Bergdahl grew up off the grid - and surrounded with books. His father, Robert Bergdahl, "built a simple cabin that eventually housed about 5,000 books, but for years had no phone."
The future Taliban captive was a free-spirited young man. In his early 20s, Bergdahl was "moving from job to job to save up for exotic wanderings" and worked as "a crew member on a large sailboat, which led to other crew jobs, including one through the Panama Canal."
He also trained as a ballet dancer shortly before the Army. While working as a barista in Hailey, Idaho, Bergdahl began taking classes "at the Sun Valley Ballet School, where he is remembered as a strong dancer who easily lifted the school's ballerinas."
Bergdahl might not have known what he was getting himself in to when he joined the Army. "I don't think he understood really what he was going to do," Sky Bergdahl, the Army sergeant's older sister, told the Times.

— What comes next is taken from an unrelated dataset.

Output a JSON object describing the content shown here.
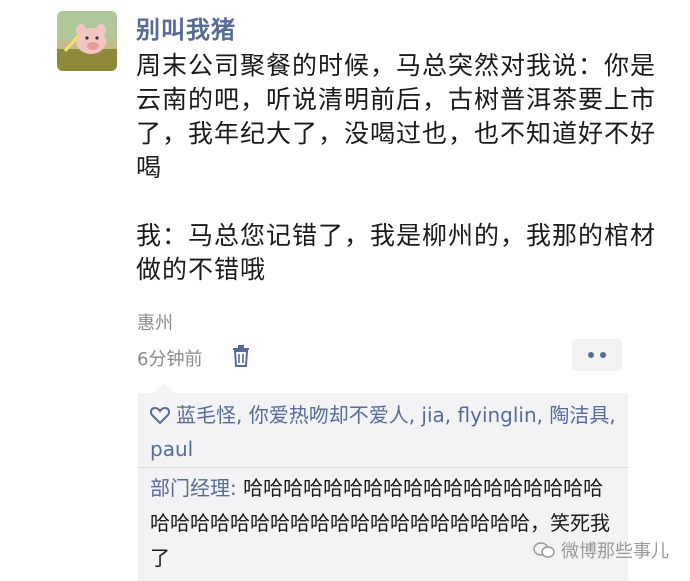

Robert Bergdahl had some strong views about the US's mission in Afghanistan - and claimed that his son did as well. U.S. counterinsurgency doctrine was, according to Bergdahl's father, "a biometric data-gathering device - send the rabbits out there to get I.E.D.-ed so you can figure out who to kill at night. How ethical."
Bergdahl claimed that his son "was frustrated by what he saw."